Nom scientifique : Vetiveria zizanioides désormais : Chrysopogon zizanioides. Synonymes ancien: andropogon muricatus (Retz).
Vetiveria odorata.
Famille : poacées (anciennement graminées).
Origine : le vetiver est originaire du sous-continent indien, mais l'homme l'a acclimaté dans
toutes les zones tropicales et subtropicales. Les principaux producteurs sont Java, La réunion, Madagascar et Haïti.
Description : le vetiver ressemble à une graminée de prairie à ceci près que ses tiges, au lieu
d'être plates, sont fortement incurvées en forme de V. Sa hauteur peut atteindre 1,50 mètres dans les zones
tropicales et subtropicales, mais dans nos régions et en pot, il ne dépasse guère 80 cm.
Feuillage : les feuilles du vetiver sont coriace, étroites, longues et fines avec une forte incurvation de la nervure centrale.

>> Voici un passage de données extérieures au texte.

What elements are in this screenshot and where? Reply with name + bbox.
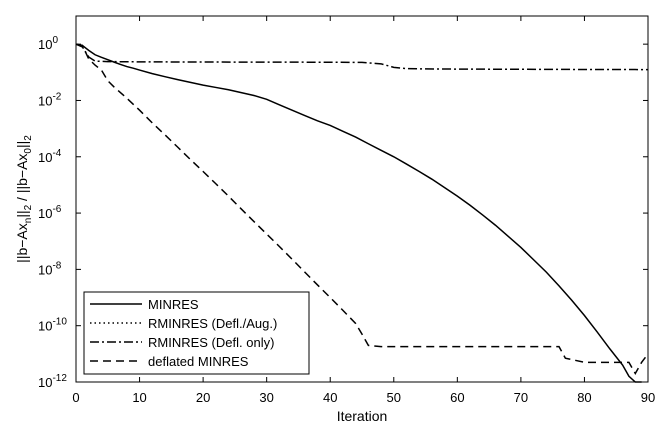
y-tick-label: 10-4 [38, 148, 62, 165]
x-tick-label: 80 [577, 390, 591, 405]
series-line-3 [75, 43, 649, 376]
x-tick-label: 0 [72, 390, 79, 405]
y-axis-label: ||b−Axn||2 / ||b−Ax0||2 [14, 135, 34, 263]
x-tick-label: 70 [514, 390, 528, 405]
x-tick-label: 30 [259, 390, 273, 405]
x-tick-label: 20 [196, 390, 210, 405]
tick-labels-layer: 0 10 20 30 40 50 60 70 80 90 100 10-2 10-4 10-6 10-8 10… [38, 35, 655, 405]
x-axis-label: Iteration [337, 408, 388, 424]
y-tick-label: 10-8 [38, 260, 62, 277]
x-tick-label: 60 [450, 390, 464, 405]
series-line-2 [75, 43, 649, 71]
legend-entry-3: deflated MINRES [148, 354, 249, 369]
legend-entry-0: MINRES [148, 297, 199, 312]
y-tick-label: 10-2 [38, 91, 62, 108]
series-layer [75, 43, 649, 383]
x-tick-label: 50 [387, 390, 401, 405]
ticks-layer [75, 16, 649, 383]
y-tick-label: 100 [38, 35, 58, 52]
x-tick-label: 40 [323, 390, 337, 405]
y-tick-label: 10-10 [38, 317, 67, 334]
legend: MINRES RMINRES (Defl./Aug.) RMINRES (Defl.… [83, 291, 310, 375]
plot-frame [75, 15, 649, 383]
x-tick-label: 10 [132, 390, 146, 405]
y-tick-label: 10-12 [38, 373, 67, 390]
y-tick-label: 10-6 [38, 204, 62, 221]
legend-entry-2: RMINRES (Defl. only) [148, 335, 274, 350]
series-line-0 [75, 43, 642, 383]
x-tick-label: 90 [641, 390, 655, 405]
legend-entry-1: RMINRES (Defl./Aug.) [148, 316, 277, 331]
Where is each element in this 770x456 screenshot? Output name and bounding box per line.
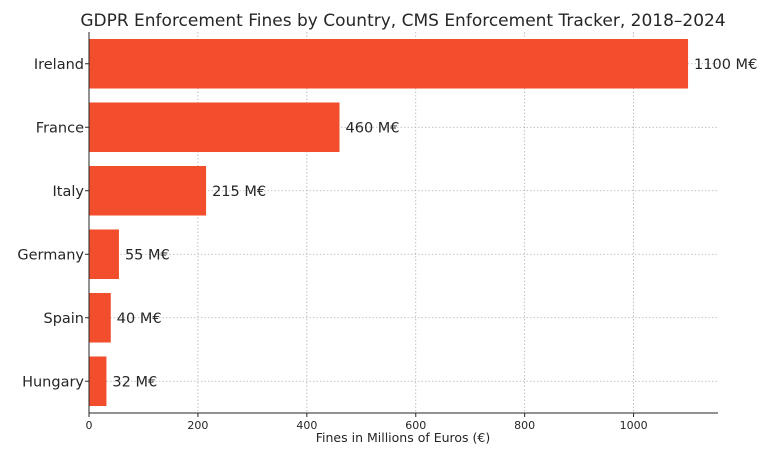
grid-layer <box>88 32 718 413</box>
y-tick-label: Hungary <box>22 374 84 390</box>
x-axis-label: Fines in Millions of Euros (€) <box>316 430 491 445</box>
bar-value-label: 215 M€ <box>212 184 266 200</box>
y-tick-label: Italy <box>53 184 85 200</box>
bar-value-label: 1100 M€ <box>694 57 757 73</box>
x-tick-label: 400 <box>296 419 317 432</box>
x-tick-label: 0 <box>86 419 93 432</box>
bar-hungary <box>89 356 107 407</box>
y-tick-label: Germany <box>17 247 84 263</box>
bar-value-label: 32 M€ <box>112 374 157 390</box>
x-tick-label: 200 <box>187 419 208 432</box>
bar-ireland <box>89 38 689 89</box>
bar-value-label: 55 M€ <box>125 247 170 263</box>
x-tick-label: 1000 <box>620 419 648 432</box>
bar-france <box>89 102 340 153</box>
chart-title: GDPR Enforcement Fines by Country, CMS E… <box>80 11 725 31</box>
axis-layer: 0 200 400 600 800 1000 Ireland France Italy Germa… <box>17 32 718 432</box>
x-tick-label: 800 <box>514 419 535 432</box>
bar-spain <box>89 292 111 343</box>
bar-italy <box>89 165 207 216</box>
y-tick-label: Spain <box>43 311 84 327</box>
bar-layer: 1100 M€ 460 M€ 215 M€ 55 M€ 40 M€ 32 M€ <box>89 38 757 407</box>
x-tick-label: 600 <box>405 419 426 432</box>
y-tick-label: France <box>36 120 84 136</box>
y-tick-label: Ireland <box>34 57 84 73</box>
bar-germany <box>89 229 119 280</box>
bar-value-label: 460 M€ <box>346 120 400 136</box>
bar-value-label: 40 M€ <box>117 311 162 327</box>
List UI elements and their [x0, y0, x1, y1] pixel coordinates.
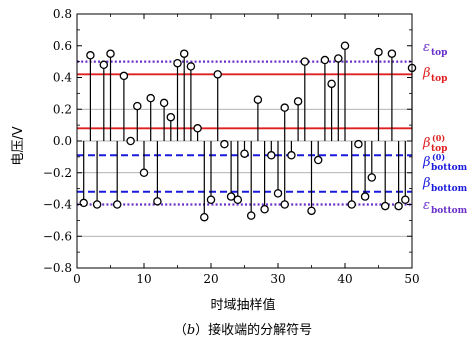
y-tick-label: 0.4: [53, 71, 72, 85]
ref-label-subscript: bottom: [431, 163, 467, 173]
x-tick-label: 30: [270, 272, 285, 286]
x-tick-label: 0: [73, 272, 81, 286]
ref-label-subscript: top: [431, 144, 447, 154]
stem-series: [79, 41, 417, 222]
stem-marker: [260, 205, 269, 214]
caption-open: （: [174, 323, 187, 338]
figure-caption: （b）接收端的分解符号: [174, 322, 312, 338]
x-tick-label: 40: [337, 272, 352, 286]
stem-marker: [193, 124, 202, 133]
x-tick-label: 20: [203, 272, 218, 286]
x-axis-label: 时域抽样值: [210, 297, 275, 313]
stem-marker: [300, 57, 310, 66]
ref-label-subscript: bottom: [431, 184, 467, 194]
x-tick-label: 10: [136, 272, 151, 286]
stem-marker: [354, 139, 363, 149]
ref-label-subscript: top: [431, 48, 447, 58]
axis-ticks: 0 10 20 30 40 50 0.8 0.6 0.4 0.2 0.0 −0.2 −0.4 −0.6 −0…: [43, 7, 420, 286]
ref-line-label: β bottom(0): [422, 152, 467, 173]
stem-marker: [206, 195, 216, 204]
stem-marker: [179, 49, 189, 58]
stem-marker: [213, 70, 222, 79]
y-tick-label: −0.6: [43, 229, 72, 243]
ref-line-label: β top(0): [422, 133, 447, 154]
stem-marker: [79, 198, 88, 208]
ref-label-symbol: ε: [423, 40, 430, 55]
stem-marker: [347, 200, 356, 209]
stem-marker: [374, 47, 383, 57]
y-tick-label: −0.2: [43, 166, 72, 180]
ref-line-label: ε bottom: [423, 198, 467, 216]
stem-marker: [119, 71, 129, 81]
stem-marker: [240, 149, 249, 158]
y-tick-label: 0.0: [53, 134, 72, 148]
stem-marker: [273, 189, 283, 198]
ref-label-symbol: β: [422, 176, 431, 191]
caption-letter: b: [187, 323, 195, 338]
stem-marker: [293, 97, 303, 106]
ref-line-label: ε top: [423, 40, 447, 58]
ref-line-label: β bottom: [422, 176, 467, 194]
y-tick-label: 0.2: [53, 102, 72, 116]
stem-marker: [246, 211, 256, 220]
stem-marker: [280, 200, 289, 209]
y-tick-label: −0.4: [43, 198, 73, 212]
stem-marker: [267, 151, 276, 160]
stem-marker: [126, 136, 135, 146]
x-tick-label: 50: [404, 272, 419, 286]
stem-marker: [360, 192, 370, 201]
stem-marker: [220, 139, 229, 149]
stem-marker: [367, 173, 377, 182]
y-tick-label: −0.8: [43, 261, 72, 275]
ref-line-label: β top: [422, 66, 447, 84]
stem-marker: [387, 49, 397, 58]
ref-label-symbol: β: [422, 155, 431, 170]
stem-marker: [394, 201, 403, 211]
stem-marker: [253, 95, 263, 104]
stem-marker: [287, 151, 296, 160]
stem-marker: [280, 103, 289, 112]
stem-marker: [86, 51, 95, 60]
stem-marker: [320, 55, 330, 65]
ref-label-superscript: (0): [432, 152, 445, 162]
stem-marker: [166, 112, 176, 122]
stem-marker: [112, 200, 122, 209]
ref-label-superscript: (0): [432, 133, 445, 143]
stem-marker: [380, 201, 390, 211]
stem-marker: [153, 197, 162, 206]
stem-marker: [106, 49, 115, 58]
stem-marker: [92, 200, 102, 209]
y-axis-label: 电压/V: [11, 126, 26, 165]
stem-marker: [133, 101, 142, 111]
ref-label-subscript: top: [431, 74, 447, 84]
stem-marker: [159, 98, 169, 108]
stem-marker: [233, 195, 243, 204]
stem-marker: [186, 62, 196, 71]
stem-marker: [139, 168, 149, 177]
stem-marker: [146, 93, 155, 103]
stem-marker: [200, 212, 209, 222]
stem-marker: [401, 195, 410, 204]
y-tick-label: 0.6: [53, 39, 72, 53]
ref-label-symbol: ε: [423, 198, 430, 213]
stem-marker: [226, 192, 236, 201]
stem-marker: [334, 54, 343, 63]
stem-marker: [99, 60, 109, 70]
ref-label-symbol: β: [422, 66, 431, 81]
ref-label-symbol: β: [422, 136, 431, 151]
y-tick-label: 0.8: [53, 7, 72, 21]
stem-marker: [307, 206, 316, 216]
stem-marker: [313, 155, 323, 165]
stem-marker: [173, 58, 182, 68]
ref-label-subscript: bottom: [431, 206, 467, 216]
stem-marker: [340, 41, 350, 51]
caption-text: ）接收端的分解符号: [195, 322, 312, 338]
stem-marker: [327, 79, 336, 89]
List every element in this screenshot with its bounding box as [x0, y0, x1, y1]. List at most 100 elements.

Floraison : néant, le vetiver est stérile.
Fruits : néant.
Récolte : on récolte la racine dès que la plante est adulte, c'est à dire 10 mois environ après le repiquage.
Autres variétés : Vetiveria nigritana et Vetiveria nemoralis. On substitue désormais au nom de genre
Vetiveria celui ci : Chrysopogon.
Utilisations : le vetiver est connu depuis toujours pour : le parfum, qui est
extrait des racines (on peut y ajouter la confection d'éventails et d'une foule d'objets odorants).
Mais c'est une plante miraculeuse pour la fixation des sols.
Les racines du vetiver sont très tortueuses, entremêlées et extrêmement longues (jusqu'à plusieurs mètres); elles
sont donc aptes à fixer les terres soumises à de
fortes érosions, y compris l'érosion due aux crues violentes. Pour compléter ses talents, une haie de vétyver repousse
parfaitement après un incendie 'Australie). La feuille qui n'est pas parfumée sert à couvrir les toits, confectionner des paniers
et est également utilisée comme litière pour les animaux. Des essais sont en cours actuellement pour déterminer la
capacité du vétiver à épurer les eaux polluées et à fixer l'excès de gaz carbonique de l'atmosphère.
Résistance au froid-Rusticité : originaire des pays tropicaux, le vetiver semble supporter
des températures allant jusqu'à -10°c ( Australie et Caucase). Cette résistance au froid permet d'étendre sa
culture à toutes les zones à gel passager ou faible. Nous avons rencontré au Portugal des vétivers énormes dans une
zone à faible gel. Cette résistance au gel du vétiver semble conditionnée liée à un sol drainant.
Nature du terrain : les sols sableux lui conviennent le mieux, chez nous, on cultivera le vetiver en pot,
nous utilisons un mélange de 7 volumes de terreau horticole pour 1 volume de sable.
Exposition : la place la plus chaude et la plus ensoleillée sera réservée au vetiver.
Besoins en eau : en pleine terre dans sa zone naturelle, le vetiver préfère les sols frais profonds et humides.
Il est néanmoins sobre comme un chameau; cultivé
en pot, il aura soif, comme toutes les autres plantes; ne négligez pas les arrosages sous prétexte que c'est
une plante de terrain sec.
Taille : comme toutes les plantes au feuillage persistant, le vétiver ne nécessite qu'une taille d'entretien,
on enlève juste les feuilles sèches, mais dans les pays chauds où il est utilisé comme plante à massif, on le taille
en brosse avec un taille-haies.
Multiplication : on ne peut multiplier le vetiver que par division des racines; cette opération est à mener
en avril/mai en réservant une partie des racines pour conserver un pied-mère. Bien arroser après repiquage pour
favoriser la reprise.
Fertilisation : le vetiver est sobre, on peut lui donner de temps à autre un peu d'engrais de type : 17.17.17.
ou de l'ngrais plantes vertes ou du compost maison.
Quande la feuille commence à palir, c'estle signal d'un besoin d'engrais.
Ennemis : à part l'homme, pas de ravageurs pour le vetiver.